Last month, the Centers for Disease Control and Prevention (CDC) released an alert to health professionals, public health departments, first responders, and others about the increase in fentanyl-related overdoses and deaths throughout the United States. Fentanyl-laced heroin has been linked to a rapid increase of overdoses in Ohio and Indiana in August 2016. But what is fentanyl? Fentanyl is an extremely powerful synthetic opioid that is 50 times more potent than heroin. Fentanyl and other analogs, such as carfentanil, have been mixed with powder heroin. Recently, they are also being found in counterfeit pills made to look like prescription sedatives and painkillers (e.g. Xanax and OxyContin). These fentanyl-laced counterfeit pills were the subject of a Drug Enforcement Agency briefreleased in July 2016. Those who use prescription drugs or heroin laced with fentanyl are at a much higher risk of overdose and death. If emergency personnel are able to respond in time, they sometimes need multiple doses of Narcan to reverse fentanyl overdoses.
What Is Fentanyl?
Fentanyl is a potent synthetic opioid analgesic that is similar to morphine but 50-100 times more powerful. It is a schedule II prescription drug typically used to treat patients with severe pain or to manage pain after surgery.
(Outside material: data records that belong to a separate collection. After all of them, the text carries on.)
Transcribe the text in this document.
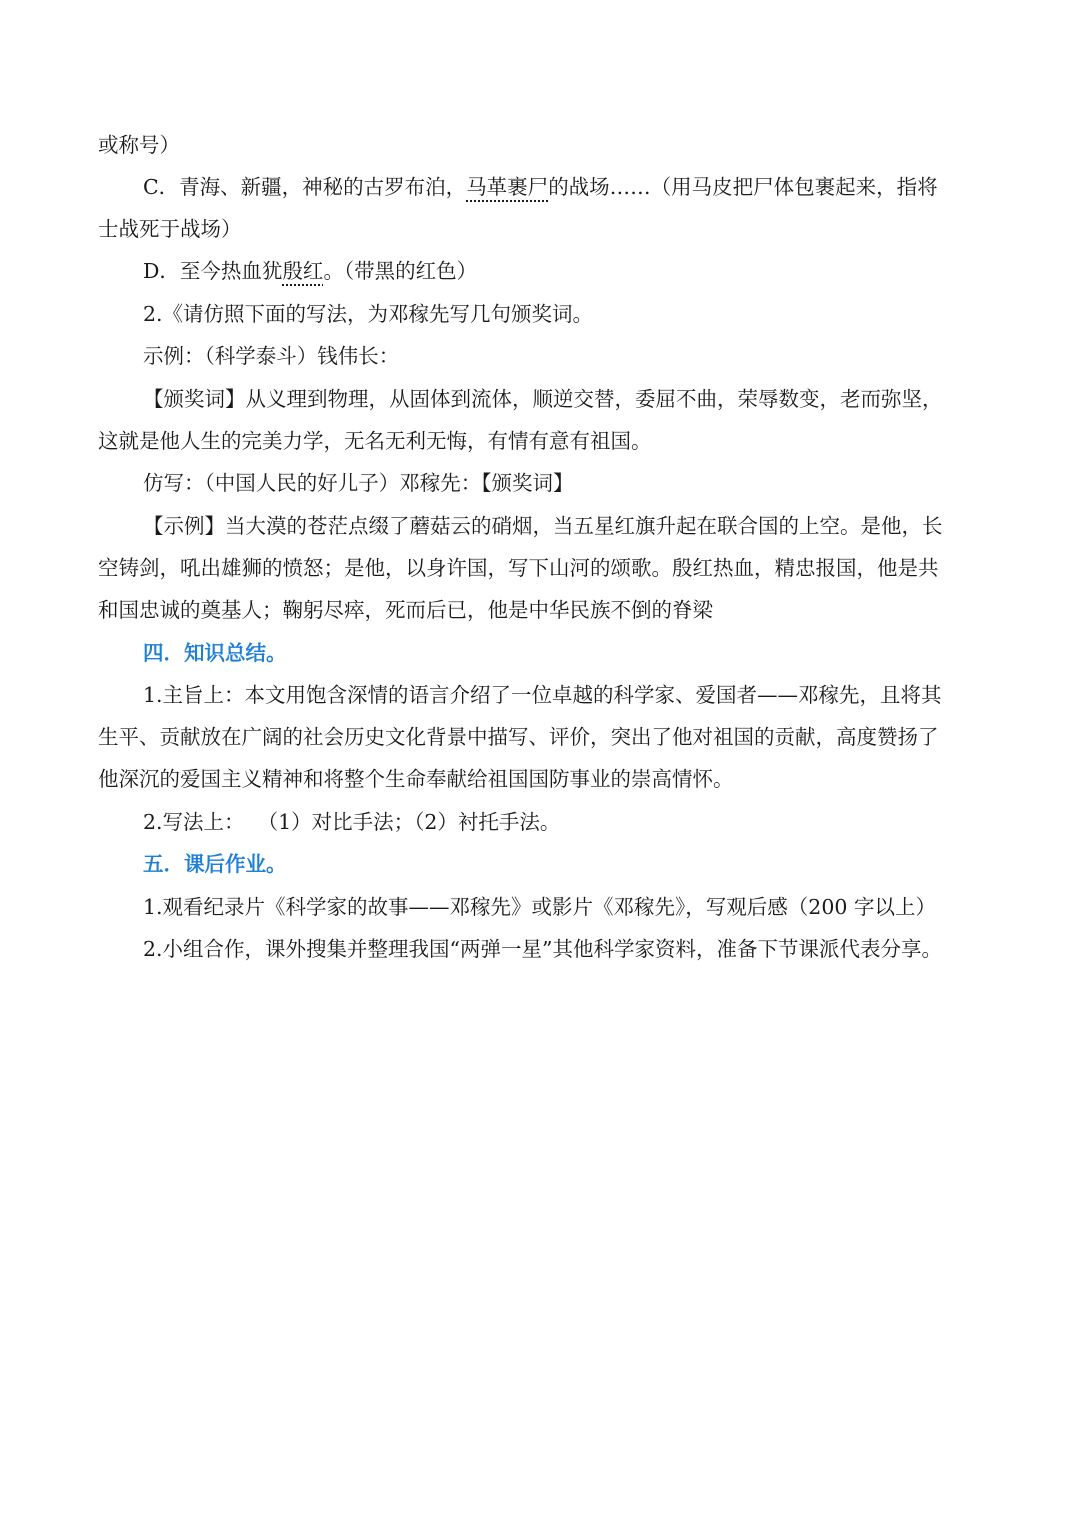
或称号）
C．青海、新疆，神秘的古罗布泊，马革裹尸的战场……（用马皮把尸体包裹起来，指将
士战死于战场）
D．至今热血犹殷红。（带黑的红色）
2.《请仿照下面的写法，为邓稼先写几句颁奖词。
示例：（科学泰斗）钱伟长：
【颁奖词】从义理到物理，从固体到流体，顺逆交替，委屈不曲，荣辱数变，老而弥坚，
这就是他人生的完美力学，无名无利无悔，有情有意有祖国。
仿写：（中国人民的好儿子）邓稼先：【颁奖词】
【示例】当大漠的苍茫点缀了蘑菇云的硝烟，当五星红旗升起在联合国的上空。是他，长
空铸剑，吼出雄狮的愤怒；是他，以身许国，写下山河的颂歌。殷红热血，精忠报国，他是共
和国忠诚的奠基人；鞠躬尽瘁，死而后已，他是中华民族不倒的脊梁
四．知识总结。
1.主旨上：本文用饱含深情的语言介绍了一位卓越的科学家、爱国者——邓稼先，且将其
生平、贡献放在广阔的社会历史文化背景中描写、评价，突出了他对祖国的贡献，高度赞扬了
他深沉的爱国主义精神和将整个生命奉献给祖国国防事业的崇高情怀。
2.写法上：  （1）对比手法；（2）衬托手法。
五．课后作业。
1.观看纪录片《科学家的故事——邓稼先》或影片《邓稼先》，写观后感（200 字以上）
2.小组合作，课外搜集并整理我国“两弹一星”其他科学家资料，准备下节课派代表分享。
When prescribed by a physician, fentanyl is administered through an injection, transdermal patch, or in lozenges. However, the fentanyl on the streets that has been associated with the recent surge of overdoses, are produced in clandestine laboratories. It is often sold as a powder, mixed with heroin, or as tablets that resemble other less potent opioids. People tend to swallow, snort, or inject fentanyl. Like other opioids, fentanyl works by binding to the body’s opioid receptors. When this happens, it increases dopamine levels in the brain’s reward areas, producing a state of euphoria and relaxation. The effects of fentanyl resemble those of heroin and include: drowsiness, nausea, euphoria, confusion, constipation, sedation, tolerance, addiction, respiratory arrest, unconsciousness, coma, and death.
Why Is Fentanyl So Dangerous?
Fentanyl is 50 times more potent than heroin, making it a very powerful drug. Opioid receptors are found in the areas of the brain that control breathing rate. Large doses of opioids, especially one as potent as fentanyl, can cause breathing to stop completely, leading to death. The high potency of fentanyl greatly increases the risk of overdose, particularly if the user is unaware that a pill or powder contains fentanyl. The fentanyl being sold on the street can be mixed with heroin or cocaine, which amplifies its potency and danger. Fentanyl overdoses must be treated immediately with Narcan and may require higher doses to reverse the overdose. The drug is more lethal to potential users than other illicit drugs due to its very small lethal dose.
The United States is currently in the midst of a fentanyl crisis. Law enforcement reports and public health data indicates higher availability, increased seizures of, and more known overdose deaths from fentanyl than at any other time since the drug was first developed in 1959. Overdose deaths attributed to fentanyl have been on the rise in recent years because many do not know that they are ingesting the drug.